E-bike maker Damon in seriously stormy waters
Damon is facing lawsuits, angry investors, and a shrinking team of just 13 staff, casting doubt on whether its bikes will ever hit the road.

Damon Inc., the Canadian electric motorcycle startup once promising a 200 mph superbike with 200 miles of range, is facing a storm of lawsuits while clinging to a skeleton crew of employees.
Once hailed as a disruptive force in motorcycling, the company now looks increasingly like a cautionary tale.

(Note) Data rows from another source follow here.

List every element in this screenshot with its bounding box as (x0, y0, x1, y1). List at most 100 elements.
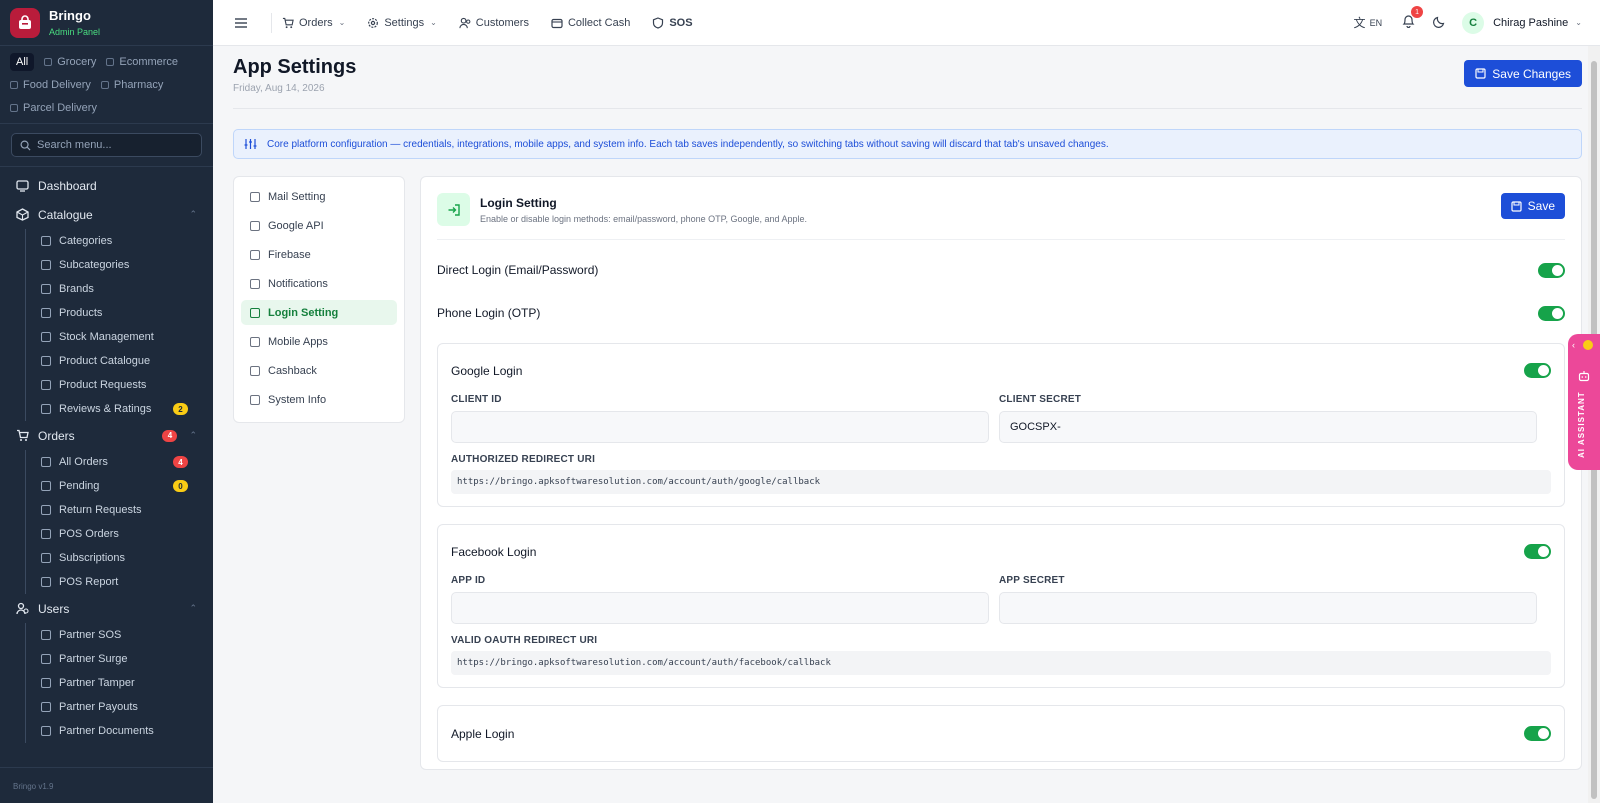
moon-icon[interactable] (1433, 15, 1446, 31)
clock-icon (41, 481, 51, 491)
search-input[interactable]: Search menu... (11, 133, 202, 157)
categories-icon (41, 236, 51, 246)
chevron-up-icon: ⌃ (189, 209, 197, 219)
nav-label: Subcategories (59, 259, 130, 271)
nav-brands[interactable]: Brands (0, 277, 213, 301)
facebook-login-header: Facebook Login (451, 544, 1551, 559)
topnav-customers[interactable]: Customers (459, 17, 529, 29)
nav-product-requests[interactable]: Product Requests (0, 373, 213, 397)
brand-subtitle: Admin Panel (49, 27, 101, 37)
app-id-input[interactable] (451, 592, 989, 624)
save-changes-button[interactable]: Save Changes (1464, 60, 1582, 87)
nav-label: Reviews & Ratings (59, 403, 152, 415)
tab-notifications[interactable]: Notifications (241, 271, 397, 296)
nav-partner-payouts[interactable]: Partner Payouts (0, 695, 213, 719)
menu-icon[interactable] (221, 17, 261, 29)
nav-catalogue[interactable]: Catalogue ⌃ (0, 200, 213, 229)
tab-label: Google API (268, 219, 324, 232)
nav-label: Users (38, 601, 70, 616)
nav-pending[interactable]: Pending 0 (0, 474, 213, 498)
tab-login-setting[interactable]: Login Setting (241, 300, 397, 325)
filter-parcel-delivery[interactable]: Parcel Delivery (10, 99, 97, 117)
filter-ecommerce[interactable]: Ecommerce (106, 53, 178, 71)
nav-label: Orders (38, 428, 75, 443)
panel-subtitle: Enable or disable login methods: email/p… (480, 214, 808, 224)
nav-reviews-ratings[interactable]: Reviews & Ratings 2 (0, 397, 213, 421)
save-button[interactable]: Save (1500, 193, 1565, 219)
tab-system-info[interactable]: System Info (241, 387, 397, 412)
nav-partner-sos[interactable]: Partner SOS (0, 623, 213, 647)
google-login-header: Google Login (451, 363, 1551, 378)
orders-submenu: All Orders 4 Pending 0 Return Requests POS… (0, 450, 213, 594)
nav-partner-tamper[interactable]: Partner Tamper (0, 671, 213, 695)
nav-partner-documents[interactable]: Partner Documents (0, 719, 213, 743)
facebook-login-toggle[interactable] (1524, 544, 1551, 559)
chevron-up-icon: ⌃ (189, 430, 197, 440)
bell-icon[interactable]: 1 (1402, 6, 1424, 31)
nav-subcategories[interactable]: Subcategories (0, 253, 213, 277)
all-orders-badge: 4 (173, 456, 188, 468)
client-secret-input[interactable] (999, 411, 1537, 443)
facebook-redirect-uri[interactable]: https://bringo.apksoftwaresolution.com/a… (451, 651, 1551, 675)
apple-login-card: Apple Login (437, 705, 1565, 762)
list-icon (41, 260, 51, 270)
pending-badge: 0 (173, 480, 188, 492)
nav-dashboard[interactable]: Dashboard (0, 171, 213, 200)
nav-subscriptions[interactable]: Subscriptions (0, 546, 213, 570)
nav-label: Product Catalogue (59, 355, 151, 367)
nav-orders[interactable]: Orders 4 ⌃ (0, 421, 213, 450)
tab-mail-setting[interactable]: Mail Setting (241, 184, 397, 209)
nav-all-orders[interactable]: All Orders 4 (0, 450, 213, 474)
app-secret-input[interactable] (999, 592, 1537, 624)
nav-label: Return Requests (59, 504, 142, 516)
divider (233, 108, 1582, 109)
topnav-sos[interactable]: SOS (652, 17, 693, 29)
ecommerce-icon (106, 58, 115, 66)
nav-pos-report[interactable]: POS Report (0, 570, 213, 594)
filter-food-delivery[interactable]: Food Delivery (10, 76, 91, 94)
tab-mobile-apps[interactable]: Mobile Apps (241, 329, 397, 354)
notification-count-badge: 1 (1411, 6, 1424, 18)
nav-users[interactable]: Users ⌃ (0, 594, 213, 623)
apple-login-label: Apple Login (451, 726, 515, 741)
nav-products[interactable]: Products (0, 301, 213, 325)
alert-icon (41, 630, 51, 640)
nav-label: Partner Payouts (59, 701, 138, 713)
filter-pharmacy[interactable]: Pharmacy (100, 76, 164, 94)
topnav-settings[interactable]: Settings ⌄ (367, 17, 437, 29)
topnav-orders[interactable]: Orders ⌄ (282, 17, 345, 29)
client-id-input[interactable] (451, 411, 989, 443)
nav-partner-surge[interactable]: Partner Surge (0, 647, 213, 671)
nav-categories[interactable]: Categories (0, 229, 213, 253)
tab-google-api[interactable]: Google API (241, 213, 397, 238)
language-switcher[interactable]: 文 EN (1354, 14, 1383, 31)
nav-stock-management[interactable]: Stock Management (0, 325, 213, 349)
ai-assistant-button[interactable]: ‹ AI ASSISTANT (1568, 334, 1600, 470)
nav-return-requests[interactable]: Return Requests (0, 498, 213, 522)
users-icon (16, 602, 29, 615)
direct-login-toggle[interactable] (1538, 262, 1565, 278)
google-redirect-uri[interactable]: https://bringo.apksoftwaresolution.com/a… (451, 470, 1551, 494)
apple-login-toggle[interactable] (1524, 726, 1551, 741)
nav-label: POS Report (59, 576, 119, 588)
search-placeholder: Search menu... (37, 139, 112, 151)
nav-product-catalogue[interactable]: Product Catalogue (0, 349, 213, 373)
ai-assistant-label: AI ASSISTANT (1577, 391, 1586, 458)
google-login-toggle[interactable] (1524, 363, 1551, 378)
filter-label: Pharmacy (113, 79, 164, 91)
tab-firebase[interactable]: Firebase (241, 242, 397, 267)
brand[interactable]: Bringo Admin Panel (0, 0, 213, 46)
phone-login-toggle[interactable] (1538, 305, 1565, 321)
login-icon (250, 307, 260, 318)
nav-pos-orders[interactable]: POS Orders (0, 522, 213, 546)
login-icon (437, 193, 470, 226)
nav-label: Products (59, 307, 103, 319)
user-menu[interactable]: C Chirag Pashine ⌄ (1462, 11, 1582, 34)
tab-label: System Info (268, 393, 327, 406)
divider (271, 12, 272, 33)
filter-grocery[interactable]: Grocery (44, 53, 96, 71)
pos-icon (41, 529, 51, 539)
filter-all[interactable]: All (10, 53, 35, 71)
tab-cashback[interactable]: Cashback (241, 358, 397, 383)
topnav-collect-cash[interactable]: Collect Cash (551, 17, 630, 29)
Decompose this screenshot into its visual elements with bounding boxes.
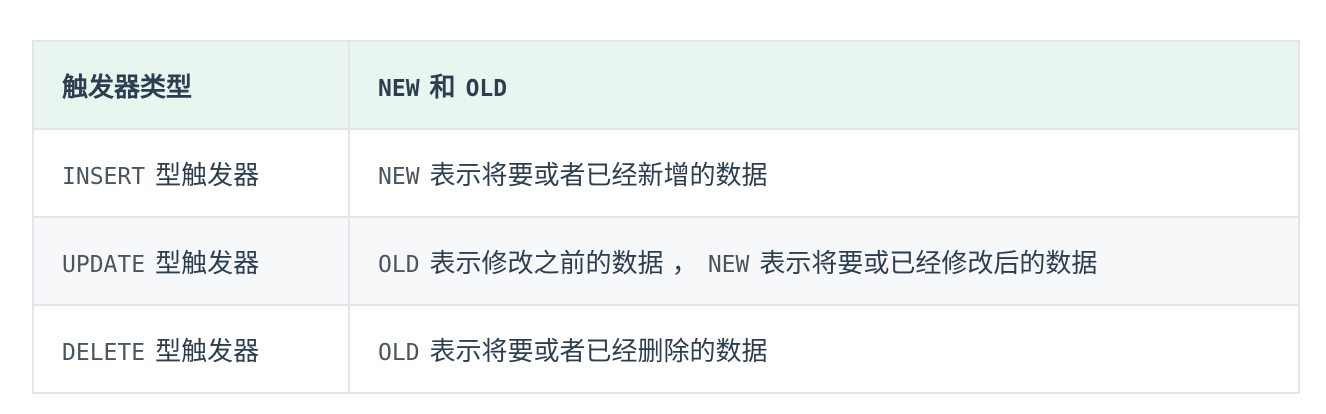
desc-text-secondary: 表示将要或已经修改后的数据 bbox=[759, 248, 1098, 279]
trigger-type-text: 型触发器 bbox=[155, 336, 260, 367]
trigger-table: 触发器类型 NEW 和 OLD INSERT 型触发器 NEW 表示将要或者已经新增的数… bbox=[32, 40, 1300, 394]
cell-trigger-type: UPDATE 型触发器 bbox=[32, 216, 350, 306]
cell-description: NEW 表示将要或者已经新增的数据 bbox=[348, 128, 1300, 218]
table-header-row: 触发器类型 NEW 和 OLD bbox=[32, 40, 1300, 130]
trigger-type-code: INSERT bbox=[62, 163, 146, 190]
cell-description: OLD 表示修改之前的数据 ， NEW 表示将要或已经修改后的数据 bbox=[348, 216, 1300, 306]
header-trigger-type-label: 触发器类型 bbox=[62, 72, 193, 103]
trigger-table-container: 触发器类型 NEW 和 OLD INSERT 型触发器 NEW 表示将要或者已经新增的数… bbox=[32, 40, 1300, 394]
header-code-old: OLD bbox=[465, 75, 508, 102]
trigger-type-code: UPDATE bbox=[62, 251, 146, 278]
table-row: UPDATE 型触发器 OLD 表示修改之前的数据 ， NEW 表示将要或已经修改后的数… bbox=[32, 216, 1300, 306]
header-code-new: NEW bbox=[378, 75, 420, 102]
desc-text: 表示将要或者已经删除的数据 bbox=[429, 336, 768, 367]
table-row: DELETE 型触发器 OLD 表示将要或者已经删除的数据 bbox=[32, 304, 1300, 394]
cell-trigger-type: INSERT 型触发器 bbox=[32, 128, 350, 218]
header-new-and-old: NEW 和 OLD bbox=[348, 40, 1300, 130]
desc-code-secondary: NEW bbox=[707, 251, 750, 278]
trigger-type-text: 型触发器 bbox=[155, 248, 260, 279]
header-trigger-type: 触发器类型 bbox=[32, 40, 350, 130]
trigger-type-text: 型触发器 bbox=[155, 160, 260, 191]
desc-text: 表示将要或者已经新增的数据 bbox=[429, 160, 768, 191]
trigger-type-code: DELETE bbox=[62, 339, 146, 366]
desc-code: OLD bbox=[378, 251, 420, 278]
cell-description: OLD 表示将要或者已经删除的数据 bbox=[348, 304, 1300, 394]
table-row: INSERT 型触发器 NEW 表示将要或者已经新增的数据 bbox=[32, 128, 1300, 218]
header-and-text: 和 bbox=[429, 72, 456, 103]
desc-code: NEW bbox=[378, 163, 420, 190]
cell-trigger-type: DELETE 型触发器 bbox=[32, 304, 350, 394]
desc-text: 表示修改之前的数据 ， bbox=[429, 248, 698, 279]
desc-code: OLD bbox=[378, 339, 420, 366]
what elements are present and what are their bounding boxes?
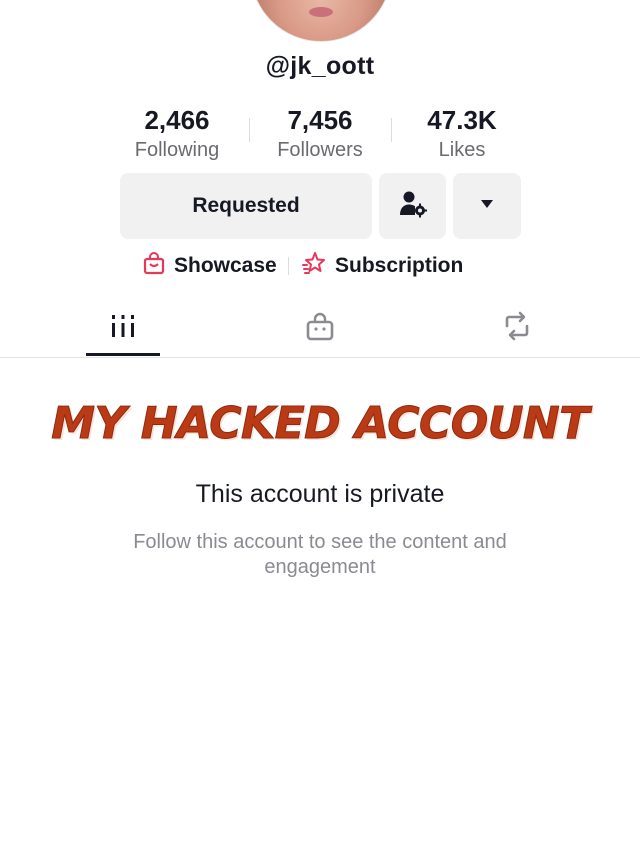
friend-settings-button[interactable] [379,173,446,239]
links-divider [288,257,289,275]
active-tab-indicator [86,353,160,356]
subscription-star-icon [302,251,335,281]
stat-followers[interactable]: 7,456 Followers [250,104,390,163]
requested-button[interactable]: Requested [120,173,372,239]
stat-likes[interactable]: 47.3K Likes [392,104,532,163]
profile-avatar[interactable] [250,0,392,42]
tab-videos[interactable] [83,306,163,350]
shop-bag-icon [143,251,174,281]
stat-likes-count: 47.3K [427,105,497,135]
more-options-button[interactable] [453,173,521,239]
stat-following-label: Following [134,139,220,161]
caret-down-icon [479,197,495,215]
shop-bag-icon [305,311,335,346]
showcase-link[interactable]: Showcase [143,250,277,282]
stat-followers-label: Followers [277,139,363,161]
repost-icon [501,311,533,346]
tab-shop[interactable] [280,306,360,350]
profile-links: Showcase Subscription [0,250,640,282]
stat-likes-label: Likes [438,139,486,161]
private-account-description: Follow this account to see the content a… [133,531,507,578]
stat-following-count: 2,466 [144,105,210,135]
tabs-divider [0,357,640,358]
overlay-caption: MY HACKED ACCOUNT [51,398,590,450]
stat-following[interactable]: 2,466 Following [107,104,247,163]
stat-followers-count: 7,456 [287,105,353,135]
person-gear-icon [398,189,428,224]
subscription-link[interactable]: Subscription [302,250,463,282]
showcase-label: Showcase [174,254,277,277]
videos-grid-icon [110,313,136,344]
tab-reposts[interactable] [477,306,557,350]
private-account-title: This account is private [195,480,445,508]
username: @jk_oott [265,52,375,80]
subscription-label: Subscription [335,254,464,277]
avatar-face-detail [309,7,333,17]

Buried in Damon’s latest 10-K filings is a disclosure that the firm is tied up in multiple legal battles, including claims from former executives. One of the most striking suits comes, according to RideApert, from financier Andrew DeFrancesco, who says Damon owes him more than $3.2 million in stock compensation for advisory services. DeFrancesco, a controversial figure with a history of SEC sanctions (enforcement actions imposed by the U.S. Securities and Exchange Commission [SEC]), has longstanding ties to the company through investments made via his House of Lithium fund. The fund pumped tens of millions into Damon during its expansion phase. He also linked the brand to IndyCar through a sponsorship deal with his son, Devlin.
Now, though, that relationship has soured in court.
And DeFrancesco isn’t alone. Damon is also being sued over unpaid rent and, according to filings, faces action from none other than its ousted founder and former CEO, Jay Giraud. It’s a tangled mess that speaks to deep fractures at the once-hyped startup, which nearly collapsed last year before co-founder Dominique Kwong was brought back to steady the ship.

If the legal fights weren’t enough, Damon’s filings revealed a shocking figure: just 13 people remain on its payroll, two of whom are contractors. That’s a steep fall from a claimed 100-plus employees during its growth phase, when the firm was boasting of a $100 million reservation book and hyping up a new manufacturing facility. Today, that factory doesn’t seem to exist. Production plans remain vapour, and the company is pivoting toward AI safety software in what looks like a desperate attempt to stay afloat.
The question is whether Damon can survive at all. Building complex electric motorcycles at scale with just over a dozen staff sounds like fantasy, particularly with creditors, investors, and ex-executives circling in court.
For reservation holders still waiting on their HyperSport or HyperFighter, the outlook is grim. Damon has yet to comment on the lawsuits or the brand’s future direction, but as the walls close in, it’s becoming harder to believe the bikes will ever reach the road.